スタンバイ制御は、KEYが押された事をトランジスター経由でCPUが受け取り、送信周波数にチェンジします。CPUにポートが余っていれば、ソフトを通してT9VとR9Vの制御を行いたかったのですが、時間的な制約もあってできませんでした。微妙なタイミングの調整をソフトで行ってみたかったのですが、次回作にしたいと思います。
6.ノイズ
プロトタイプの段階ではオープンな構造としたため、ノイズだらけになってしまいました。そのためにメイン基板を簡単とはいえシールドケースの中に入れる構造としましたが、僅かにビートの出る周波数が残っています。また、LCDから「ピロピロ」とノイズが出ます。LCDによって出てくるノイズの周波数が異なるようです。指を近づけるとノイズがQRHしたりします。
完全に消すには高周波の部分を、もっと厳重にシールドする必要がありそうです。本機では簡単な構造にしたい事もあって、ある程度は仕方なしとしました。
7.使用感
CWトランシーバーを作ったのは初めてですが、思ったよりもまともに動作しているようです。但し、受信時のSメータはそれなりの振れ具合で、理想的な表示には程遠いものです。
フルブレークインもうまく機能しています(たぶん)。受信に切り替わった時に多少のAGC電圧が出てしまうため、フィーリングがもう一つのようにも思えます。ラジオ用ICの流用ということである程度は仕方ありませんが、一考の余地はありそうです。

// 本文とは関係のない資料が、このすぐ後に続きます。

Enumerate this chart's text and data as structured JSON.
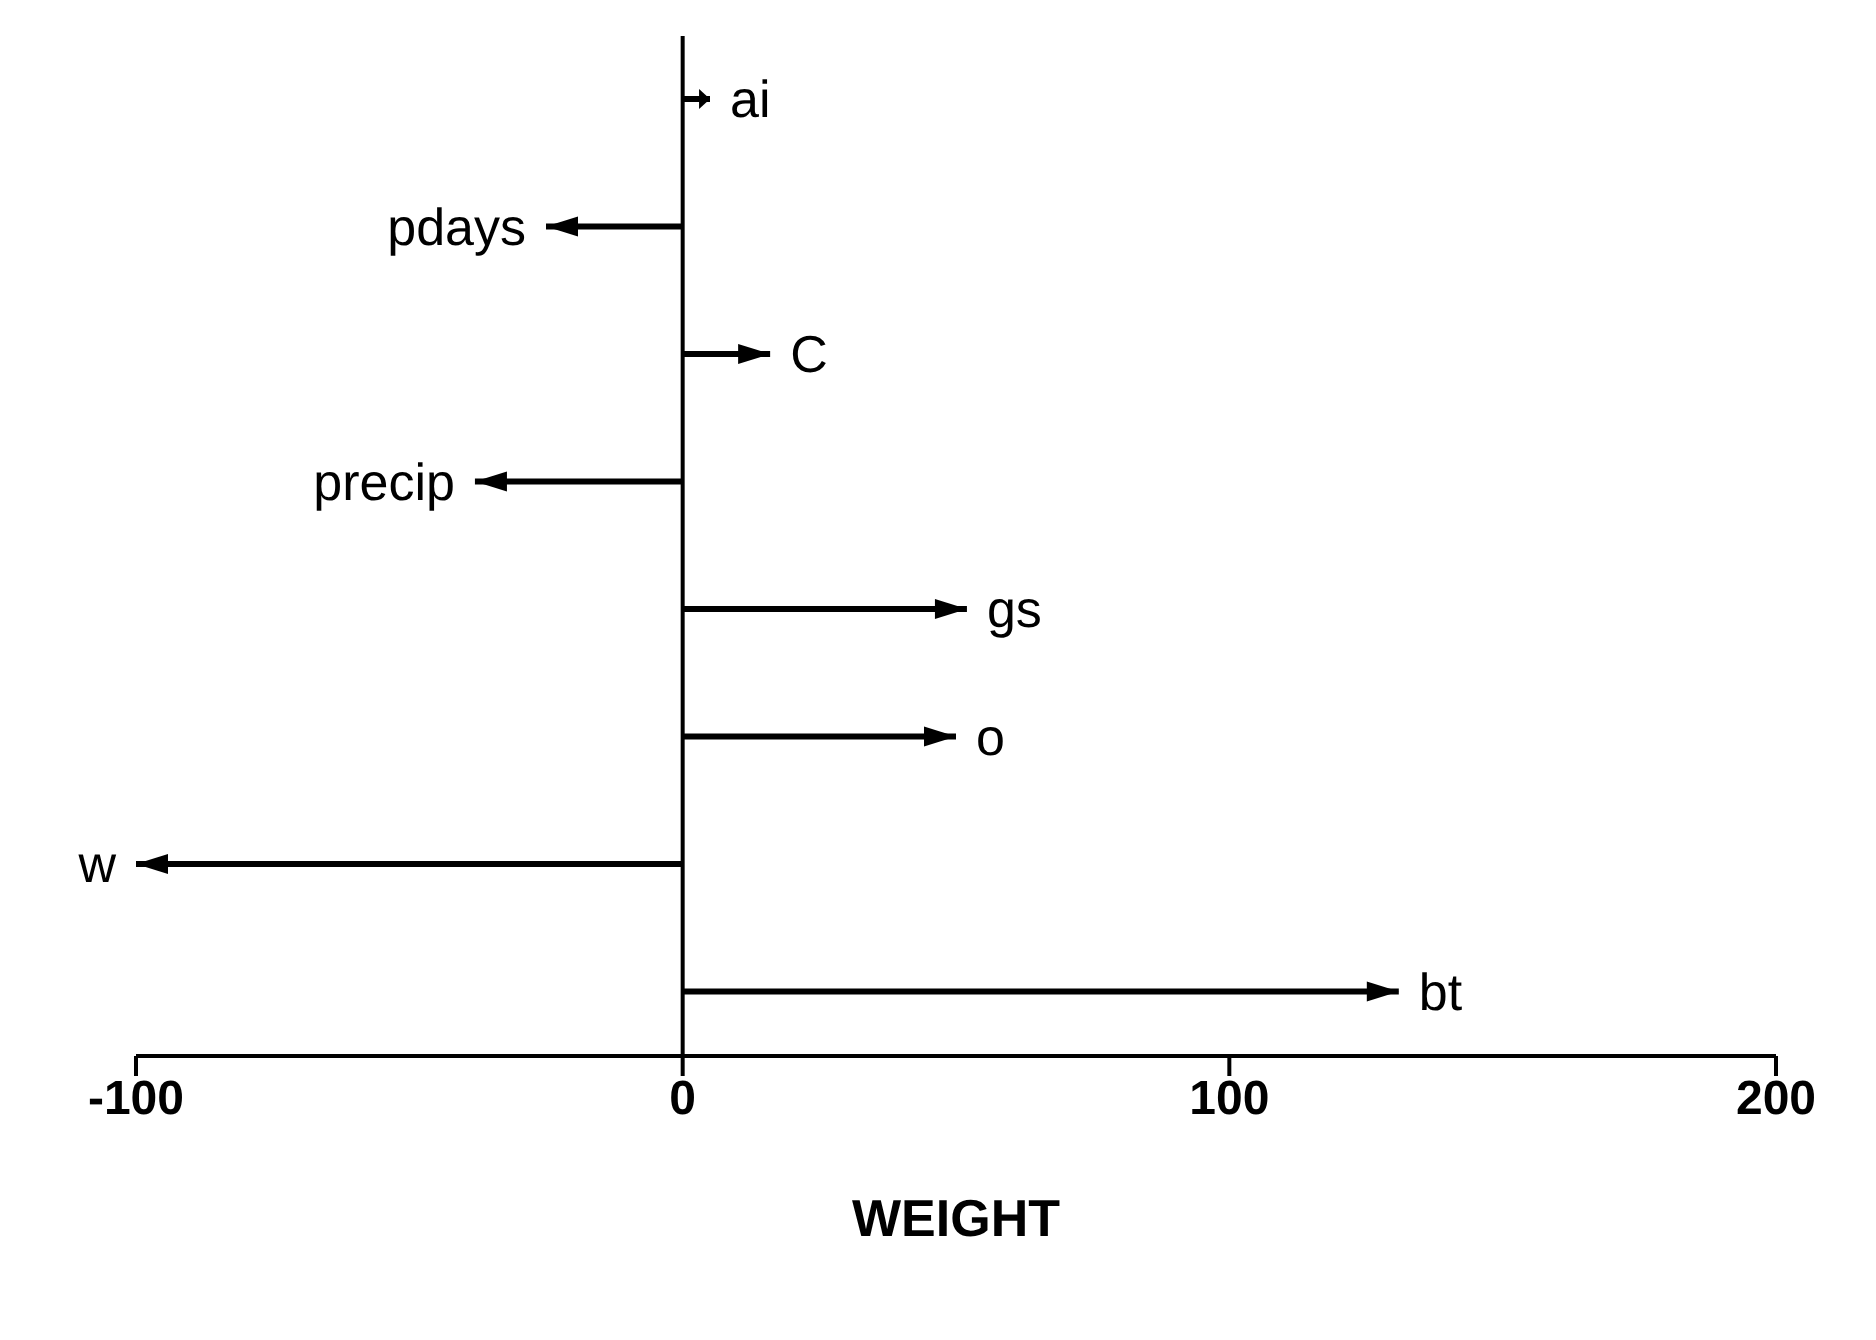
{
  "chart_data": {
    "type": "bar",
    "orientation": "horizontal",
    "xlabel": "WEIGHT",
    "categories": [
      "ai",
      "pdays",
      "C",
      "precip",
      "gs",
      "o",
      "w",
      "bt"
    ],
    "values": [
      5,
      -25,
      16,
      -38,
      52,
      50,
      -100,
      131
    ],
    "color": "#000000",
    "xlim": [
      -100,
      200
    ],
    "xticks": [
      -100,
      0,
      100,
      200
    ],
    "ref_lines": [
      {
        "axis": "x",
        "value": 0
      }
    ],
    "grid": false,
    "legend": false
  }
}
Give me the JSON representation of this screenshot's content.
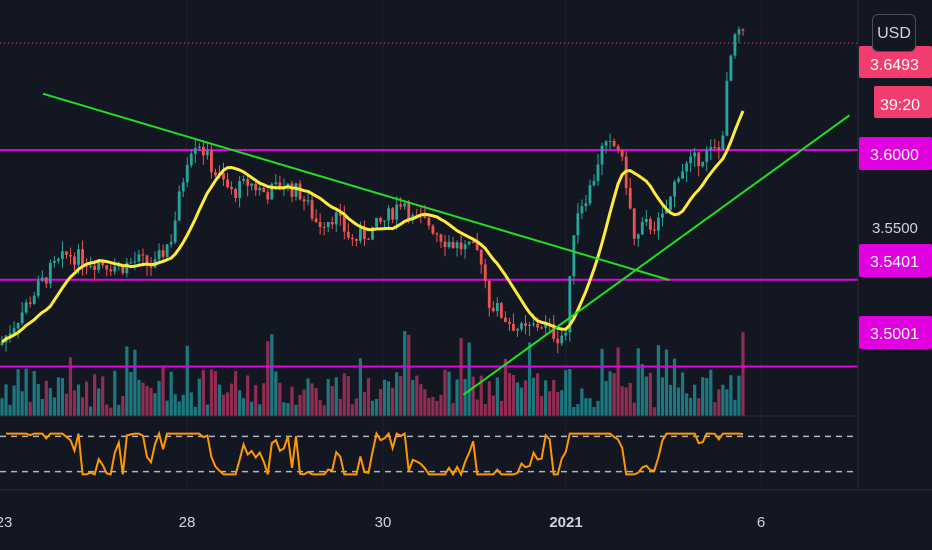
{
  "currency_button": "USD",
  "colors": {
    "background": "#131722",
    "grid": "#1e222d",
    "up": "#26a69a",
    "down": "#ef5350",
    "vol_up": "#1f8a8f",
    "vol_down": "#a8305c",
    "ma": "#ffeb3b",
    "osc": "#ff9800",
    "levels": "#e000e0",
    "trend": "#22dd22",
    "price_tag": "#f23e6e"
  },
  "chart_data": {
    "type": "candlestick",
    "x_axis_labels": [
      "23",
      "28",
      "30",
      "2021",
      "6"
    ],
    "price_axis": {
      "min": 3.48,
      "max": 3.66,
      "hidden_label": "3.5500"
    },
    "current_price": "3.6493",
    "countdown": "39:20",
    "horizontal_levels": [
      "3.6000",
      "3.5401",
      "3.5001"
    ],
    "oscillator_levels": [
      70,
      30
    ],
    "trendlines": [
      {
        "name": "descending",
        "from": [
          0.05,
          3.626
        ],
        "to": [
          0.78,
          3.54
        ]
      },
      {
        "name": "ascending",
        "from": [
          0.54,
          3.487
        ],
        "to": [
          0.99,
          3.616
        ]
      }
    ],
    "price_anchors": [
      [
        0.0,
        3.51
      ],
      [
        0.02,
        3.522
      ],
      [
        0.04,
        3.534
      ],
      [
        0.06,
        3.545
      ],
      [
        0.08,
        3.552
      ],
      [
        0.1,
        3.549
      ],
      [
        0.12,
        3.548
      ],
      [
        0.14,
        3.546
      ],
      [
        0.16,
        3.549
      ],
      [
        0.18,
        3.546
      ],
      [
        0.2,
        3.56
      ],
      [
        0.22,
        3.6
      ],
      [
        0.23,
        3.605
      ],
      [
        0.25,
        3.59
      ],
      [
        0.27,
        3.58
      ],
      [
        0.29,
        3.585
      ],
      [
        0.31,
        3.58
      ],
      [
        0.33,
        3.584
      ],
      [
        0.35,
        3.58
      ],
      [
        0.37,
        3.566
      ],
      [
        0.39,
        3.57
      ],
      [
        0.41,
        3.558
      ],
      [
        0.43,
        3.562
      ],
      [
        0.45,
        3.568
      ],
      [
        0.47,
        3.578
      ],
      [
        0.48,
        3.568
      ],
      [
        0.5,
        3.566
      ],
      [
        0.52,
        3.558
      ],
      [
        0.54,
        3.555
      ],
      [
        0.56,
        3.552
      ],
      [
        0.57,
        3.53
      ],
      [
        0.59,
        3.522
      ],
      [
        0.61,
        3.516
      ],
      [
        0.63,
        3.52
      ],
      [
        0.65,
        3.514
      ],
      [
        0.66,
        3.516
      ],
      [
        0.67,
        3.57
      ],
      [
        0.69,
        3.584
      ],
      [
        0.7,
        3.6
      ],
      [
        0.72,
        3.602
      ],
      [
        0.73,
        3.585
      ],
      [
        0.74,
        3.556
      ],
      [
        0.75,
        3.565
      ],
      [
        0.77,
        3.566
      ],
      [
        0.78,
        3.575
      ],
      [
        0.79,
        3.59
      ],
      [
        0.81,
        3.595
      ],
      [
        0.82,
        3.598
      ],
      [
        0.84,
        3.6
      ],
      [
        0.85,
        3.64
      ],
      [
        0.86,
        3.655
      ],
      [
        0.87,
        3.649
      ]
    ]
  }
}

信号をモニターしてもキークリック等の問題はないようです。
これからCWを始めるには、性能が低過ぎるかもしれません。しかし、自作のスタートとすれば、ちょっと面白いトランシーバーかと思います。外観的にはプロトタイプの方が面白いかもしれませんし、工作もずっと楽です。
乾電池で動作させるのは良いのですが、その割には少々大きく作り過ぎていると思います。時間があれば、もう少しの小型化は可能でしょう。消費電力も乾電池にしては多過ぎるなど、問題は山積みです。まあ、欠点多く手直しする余地が多いほど、今後が楽しみと考えれば、こんなに楽しいトランシーバーもないでしょう。
8.終わりに
10年前に友人であり同僚のJA9WMC中村さんが病気のため若くして亡くなりました。その時に、写真20の電鍵を奥様から譲り受けましたが、CWの苦手な私にとって少々持て余していました。電鍵の魂を復活させねばと、ずっと心に引っ掛かっていました。この電鍵を使ってガンガンと電波を出さなくてはならないので、実はこれからなのですが、多少荷が降りたような気がしています。
写真20. JA9WMC中村さんの電鍵です。